# Semiparametric model

In statistics a semiparametric model is a model that has parametric and nonparametric components.

A model is a collection of distributions: $\{P_\theta: \theta \in \Theta\}$ indexed by a parameter $\theta$.

• A parametric model is one in which the indexing parameter is a finite-dimensional vector (in $k$-dimensional Euclidean space for some integer $k$); i.e. the set of possible values for $\theta$ is a subset of $\mathbb{R}^k$, or $\Theta \subset \mathbb{R}^k$. In this case we say that $\theta$ is finite-dimensional.
• In nonparametric models, the set of possible values of the parameter $\theta$ is a subset of some space, not necessarily finite-dimensional. For example, we might consider the set of all distributions with mean 0. Such spaces are vector spaces with topological structure, but may not be finite-dimensional as vector spaces. Thus, $\Theta \subset \mathbb{F}$ for some possibly infinite-dimensional space $\mathbb{F}$.
• In semiparametric models, the parameter has both a finite-dimensional component and an infinite-dimensional component (often a real-valued function defined on the real line). Thus the parameter space $\Theta$ in a semiparametric model satisfies $\Theta \subset \mathbb{R}^k \times \mathbb{F}$, where $\mathbb{F}$ is an infinite-dimensional space.

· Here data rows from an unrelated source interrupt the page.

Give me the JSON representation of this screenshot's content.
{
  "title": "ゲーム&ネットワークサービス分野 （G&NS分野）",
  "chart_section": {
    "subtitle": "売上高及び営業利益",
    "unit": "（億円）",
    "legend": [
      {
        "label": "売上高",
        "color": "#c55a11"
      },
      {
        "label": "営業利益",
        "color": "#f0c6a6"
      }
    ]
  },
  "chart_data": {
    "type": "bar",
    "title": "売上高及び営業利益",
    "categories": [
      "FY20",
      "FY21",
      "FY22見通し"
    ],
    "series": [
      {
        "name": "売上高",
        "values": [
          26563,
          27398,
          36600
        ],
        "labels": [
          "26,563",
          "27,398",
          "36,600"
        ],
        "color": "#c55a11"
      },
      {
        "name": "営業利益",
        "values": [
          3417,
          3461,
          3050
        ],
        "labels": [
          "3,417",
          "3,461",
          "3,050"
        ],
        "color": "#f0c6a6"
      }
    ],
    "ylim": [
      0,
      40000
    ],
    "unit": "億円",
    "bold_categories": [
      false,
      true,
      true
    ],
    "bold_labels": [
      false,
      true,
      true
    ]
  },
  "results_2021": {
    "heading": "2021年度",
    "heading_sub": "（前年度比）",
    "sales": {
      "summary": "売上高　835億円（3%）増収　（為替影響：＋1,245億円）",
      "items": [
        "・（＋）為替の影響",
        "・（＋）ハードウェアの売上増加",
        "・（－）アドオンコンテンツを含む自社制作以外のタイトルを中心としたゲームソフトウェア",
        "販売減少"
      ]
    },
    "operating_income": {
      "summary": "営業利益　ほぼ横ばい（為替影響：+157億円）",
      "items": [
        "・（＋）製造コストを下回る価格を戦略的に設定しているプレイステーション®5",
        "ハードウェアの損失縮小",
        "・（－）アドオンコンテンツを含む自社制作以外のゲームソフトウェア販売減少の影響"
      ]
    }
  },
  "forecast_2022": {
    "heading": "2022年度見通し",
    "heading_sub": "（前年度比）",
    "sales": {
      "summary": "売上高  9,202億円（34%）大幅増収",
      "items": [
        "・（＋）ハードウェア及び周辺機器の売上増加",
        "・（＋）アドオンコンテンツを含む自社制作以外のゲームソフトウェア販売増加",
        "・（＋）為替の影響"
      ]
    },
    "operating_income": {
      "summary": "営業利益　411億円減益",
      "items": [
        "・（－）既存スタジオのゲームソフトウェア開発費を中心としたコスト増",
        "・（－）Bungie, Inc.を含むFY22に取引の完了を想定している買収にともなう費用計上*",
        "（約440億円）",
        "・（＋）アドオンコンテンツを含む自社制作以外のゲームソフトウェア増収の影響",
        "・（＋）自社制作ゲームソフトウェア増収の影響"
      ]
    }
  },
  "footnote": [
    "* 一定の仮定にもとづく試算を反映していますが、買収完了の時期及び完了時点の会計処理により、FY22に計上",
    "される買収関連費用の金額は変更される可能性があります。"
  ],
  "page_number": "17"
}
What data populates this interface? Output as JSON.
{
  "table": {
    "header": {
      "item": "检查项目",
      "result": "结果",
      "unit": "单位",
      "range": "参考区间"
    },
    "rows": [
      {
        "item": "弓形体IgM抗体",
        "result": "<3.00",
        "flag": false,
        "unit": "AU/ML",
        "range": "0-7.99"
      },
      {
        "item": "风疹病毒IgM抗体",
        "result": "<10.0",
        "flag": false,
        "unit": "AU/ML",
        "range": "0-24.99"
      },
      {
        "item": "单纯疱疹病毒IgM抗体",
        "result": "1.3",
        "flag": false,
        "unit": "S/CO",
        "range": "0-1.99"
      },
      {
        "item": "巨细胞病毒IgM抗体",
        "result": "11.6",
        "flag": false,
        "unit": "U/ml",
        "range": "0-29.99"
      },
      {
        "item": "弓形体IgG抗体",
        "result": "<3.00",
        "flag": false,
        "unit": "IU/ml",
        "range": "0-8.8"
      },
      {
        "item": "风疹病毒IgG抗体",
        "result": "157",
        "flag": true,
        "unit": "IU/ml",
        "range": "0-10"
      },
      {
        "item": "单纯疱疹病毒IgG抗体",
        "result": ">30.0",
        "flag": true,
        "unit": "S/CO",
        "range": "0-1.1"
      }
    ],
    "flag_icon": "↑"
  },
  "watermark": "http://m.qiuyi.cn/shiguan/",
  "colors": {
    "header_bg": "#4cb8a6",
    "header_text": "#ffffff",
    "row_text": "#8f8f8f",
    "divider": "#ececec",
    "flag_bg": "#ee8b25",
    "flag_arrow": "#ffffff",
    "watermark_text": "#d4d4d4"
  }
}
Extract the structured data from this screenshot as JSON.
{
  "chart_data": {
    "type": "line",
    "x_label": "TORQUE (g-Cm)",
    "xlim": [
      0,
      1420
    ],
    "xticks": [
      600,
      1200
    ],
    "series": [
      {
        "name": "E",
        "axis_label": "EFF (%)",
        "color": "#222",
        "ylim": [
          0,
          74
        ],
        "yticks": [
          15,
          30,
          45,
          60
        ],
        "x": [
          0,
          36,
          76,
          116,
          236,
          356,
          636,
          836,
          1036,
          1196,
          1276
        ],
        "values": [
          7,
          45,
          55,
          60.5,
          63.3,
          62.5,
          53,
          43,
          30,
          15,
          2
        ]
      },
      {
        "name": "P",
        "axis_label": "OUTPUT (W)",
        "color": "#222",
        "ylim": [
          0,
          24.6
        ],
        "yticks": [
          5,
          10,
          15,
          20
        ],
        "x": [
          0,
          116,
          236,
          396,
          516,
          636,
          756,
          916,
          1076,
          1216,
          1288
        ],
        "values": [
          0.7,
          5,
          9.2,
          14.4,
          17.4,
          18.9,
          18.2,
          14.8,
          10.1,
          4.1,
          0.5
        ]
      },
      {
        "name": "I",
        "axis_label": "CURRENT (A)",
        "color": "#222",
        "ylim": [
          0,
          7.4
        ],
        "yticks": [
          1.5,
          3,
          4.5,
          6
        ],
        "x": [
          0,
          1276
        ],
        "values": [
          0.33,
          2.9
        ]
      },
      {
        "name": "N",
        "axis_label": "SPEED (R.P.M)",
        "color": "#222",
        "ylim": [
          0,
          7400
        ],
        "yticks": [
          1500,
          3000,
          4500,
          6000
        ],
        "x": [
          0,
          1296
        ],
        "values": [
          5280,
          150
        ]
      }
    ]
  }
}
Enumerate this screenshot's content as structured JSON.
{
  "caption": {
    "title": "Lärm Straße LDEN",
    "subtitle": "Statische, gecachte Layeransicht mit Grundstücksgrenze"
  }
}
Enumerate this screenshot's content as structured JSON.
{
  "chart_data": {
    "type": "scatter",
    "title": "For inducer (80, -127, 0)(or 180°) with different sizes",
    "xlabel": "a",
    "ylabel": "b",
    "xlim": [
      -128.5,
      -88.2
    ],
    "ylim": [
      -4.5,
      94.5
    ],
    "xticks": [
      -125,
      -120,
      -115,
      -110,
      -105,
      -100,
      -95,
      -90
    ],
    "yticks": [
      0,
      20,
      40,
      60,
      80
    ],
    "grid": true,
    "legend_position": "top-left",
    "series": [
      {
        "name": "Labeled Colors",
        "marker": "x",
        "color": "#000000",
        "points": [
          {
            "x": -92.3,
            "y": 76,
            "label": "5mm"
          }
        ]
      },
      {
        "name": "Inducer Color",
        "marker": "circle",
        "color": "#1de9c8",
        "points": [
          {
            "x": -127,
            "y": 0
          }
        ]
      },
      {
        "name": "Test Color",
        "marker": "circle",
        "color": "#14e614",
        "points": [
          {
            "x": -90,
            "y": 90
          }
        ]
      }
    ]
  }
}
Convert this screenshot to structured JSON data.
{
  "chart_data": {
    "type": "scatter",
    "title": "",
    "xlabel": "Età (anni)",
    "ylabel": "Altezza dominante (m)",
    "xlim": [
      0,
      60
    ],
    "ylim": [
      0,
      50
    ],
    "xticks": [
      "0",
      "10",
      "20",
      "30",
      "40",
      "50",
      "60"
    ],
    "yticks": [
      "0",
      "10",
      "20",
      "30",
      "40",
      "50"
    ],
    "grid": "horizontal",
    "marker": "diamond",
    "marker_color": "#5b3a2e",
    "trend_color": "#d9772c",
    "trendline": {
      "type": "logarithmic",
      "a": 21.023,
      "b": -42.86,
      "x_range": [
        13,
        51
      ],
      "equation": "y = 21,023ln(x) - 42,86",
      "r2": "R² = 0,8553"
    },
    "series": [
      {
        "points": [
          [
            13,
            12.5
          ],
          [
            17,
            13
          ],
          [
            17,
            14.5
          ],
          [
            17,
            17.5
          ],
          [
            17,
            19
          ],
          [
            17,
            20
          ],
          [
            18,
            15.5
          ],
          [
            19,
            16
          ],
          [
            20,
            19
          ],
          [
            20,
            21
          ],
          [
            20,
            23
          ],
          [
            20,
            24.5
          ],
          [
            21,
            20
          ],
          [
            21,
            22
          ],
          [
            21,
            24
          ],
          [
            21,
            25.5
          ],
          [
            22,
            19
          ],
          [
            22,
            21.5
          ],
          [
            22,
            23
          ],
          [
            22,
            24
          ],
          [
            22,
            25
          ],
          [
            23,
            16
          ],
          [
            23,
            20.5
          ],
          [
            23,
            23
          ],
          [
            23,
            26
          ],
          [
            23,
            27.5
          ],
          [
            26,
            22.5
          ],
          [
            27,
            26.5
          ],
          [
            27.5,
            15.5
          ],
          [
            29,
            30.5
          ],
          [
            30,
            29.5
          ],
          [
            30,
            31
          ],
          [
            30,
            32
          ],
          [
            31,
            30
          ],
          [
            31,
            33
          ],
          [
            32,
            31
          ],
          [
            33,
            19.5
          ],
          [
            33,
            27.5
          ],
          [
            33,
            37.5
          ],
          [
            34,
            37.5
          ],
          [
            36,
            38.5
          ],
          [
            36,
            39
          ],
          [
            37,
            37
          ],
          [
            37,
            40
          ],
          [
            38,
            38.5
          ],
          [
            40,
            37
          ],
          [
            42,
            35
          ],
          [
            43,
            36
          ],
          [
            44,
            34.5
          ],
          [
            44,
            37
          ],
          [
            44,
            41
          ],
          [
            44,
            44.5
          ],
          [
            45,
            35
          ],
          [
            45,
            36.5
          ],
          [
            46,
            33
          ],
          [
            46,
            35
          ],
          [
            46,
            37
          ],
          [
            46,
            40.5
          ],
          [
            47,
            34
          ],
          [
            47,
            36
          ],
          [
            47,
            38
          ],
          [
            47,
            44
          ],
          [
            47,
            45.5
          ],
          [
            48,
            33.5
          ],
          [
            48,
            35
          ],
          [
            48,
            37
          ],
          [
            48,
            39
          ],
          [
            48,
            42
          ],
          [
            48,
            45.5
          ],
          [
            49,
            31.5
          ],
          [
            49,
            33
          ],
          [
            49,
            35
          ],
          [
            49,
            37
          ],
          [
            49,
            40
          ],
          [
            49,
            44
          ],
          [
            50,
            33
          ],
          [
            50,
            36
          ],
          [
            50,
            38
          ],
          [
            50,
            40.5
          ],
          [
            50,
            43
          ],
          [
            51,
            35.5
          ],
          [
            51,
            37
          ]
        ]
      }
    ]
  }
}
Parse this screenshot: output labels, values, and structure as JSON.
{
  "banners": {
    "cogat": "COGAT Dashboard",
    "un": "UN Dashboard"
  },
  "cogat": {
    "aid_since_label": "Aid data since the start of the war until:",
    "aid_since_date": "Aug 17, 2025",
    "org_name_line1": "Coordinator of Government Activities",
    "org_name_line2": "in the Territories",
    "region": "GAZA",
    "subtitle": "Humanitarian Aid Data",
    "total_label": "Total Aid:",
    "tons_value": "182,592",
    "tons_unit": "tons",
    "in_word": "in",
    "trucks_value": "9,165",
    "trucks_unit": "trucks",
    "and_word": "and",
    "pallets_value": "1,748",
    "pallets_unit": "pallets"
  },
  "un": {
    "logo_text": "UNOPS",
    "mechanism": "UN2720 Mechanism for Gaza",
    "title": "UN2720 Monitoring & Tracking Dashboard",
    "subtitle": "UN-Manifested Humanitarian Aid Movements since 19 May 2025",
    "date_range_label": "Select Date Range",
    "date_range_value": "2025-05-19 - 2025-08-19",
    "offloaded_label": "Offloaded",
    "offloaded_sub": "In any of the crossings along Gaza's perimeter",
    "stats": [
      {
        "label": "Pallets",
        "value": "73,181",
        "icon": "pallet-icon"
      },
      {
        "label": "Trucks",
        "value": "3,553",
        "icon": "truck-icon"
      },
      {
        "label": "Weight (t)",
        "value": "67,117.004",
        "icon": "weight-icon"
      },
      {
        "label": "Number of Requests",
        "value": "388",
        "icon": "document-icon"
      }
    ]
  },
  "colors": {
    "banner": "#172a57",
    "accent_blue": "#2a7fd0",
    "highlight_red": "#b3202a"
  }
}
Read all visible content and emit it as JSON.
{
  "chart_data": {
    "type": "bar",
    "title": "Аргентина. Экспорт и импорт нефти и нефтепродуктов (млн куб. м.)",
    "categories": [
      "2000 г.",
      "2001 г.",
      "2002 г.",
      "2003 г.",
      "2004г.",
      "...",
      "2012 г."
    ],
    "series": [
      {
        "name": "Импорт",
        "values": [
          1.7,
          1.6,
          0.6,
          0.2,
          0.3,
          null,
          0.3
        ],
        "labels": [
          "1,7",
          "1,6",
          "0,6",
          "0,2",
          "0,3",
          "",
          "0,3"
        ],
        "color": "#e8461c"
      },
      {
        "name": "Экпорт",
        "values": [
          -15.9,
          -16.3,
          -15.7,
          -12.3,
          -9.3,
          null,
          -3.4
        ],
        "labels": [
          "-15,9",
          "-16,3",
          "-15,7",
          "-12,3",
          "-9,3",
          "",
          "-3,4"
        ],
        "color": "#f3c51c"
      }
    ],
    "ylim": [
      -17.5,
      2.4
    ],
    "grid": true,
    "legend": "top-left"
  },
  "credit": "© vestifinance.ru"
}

It may appear at first that semiparametric models include nonparametric models, since they have an infinite-dimensional as well as a finite-dimensional component. However, a semiparametric model is considered to be "smaller" than a completely nonparametric model because we are often interested only in the finite-dimensional component of $\theta$. That is, we are not interested in estimating the infinite-dimensional component. In nonparametric models, by contrast, the primary interest is in estimating the infinite-dimensional parameter. Thus the estimation task is statistically harder in nonparametric models.

These models often use smoothing or kernels.

## Example

A well-known example of a semiparametric model is the Cox proportional hazards model.[1] If we are interested in studying the time $T$ to an event such as death due to cancer or failure of a light bulb, the Cox model specifies the following distribution function for $T$:

$F(t) = 1 - \exp\left(-\int_0^t \lambda_0(u) e^{\beta'x} du\right),$

where $x$ is the covariate vector, and $\beta$ and $\lambda_0(u)$ are unknown parameters. $\theta = (\beta, \lambda_0(u))$. Here $\beta$ is finite-dimensional and is of interest; $\lambda_0(u)$ is an unknown non-negative function of time (known as the baseline hazard function) and is often a nuisance parameter. The collection of possible candidates for $\lambda_0(u)$ is infinite-dimensional.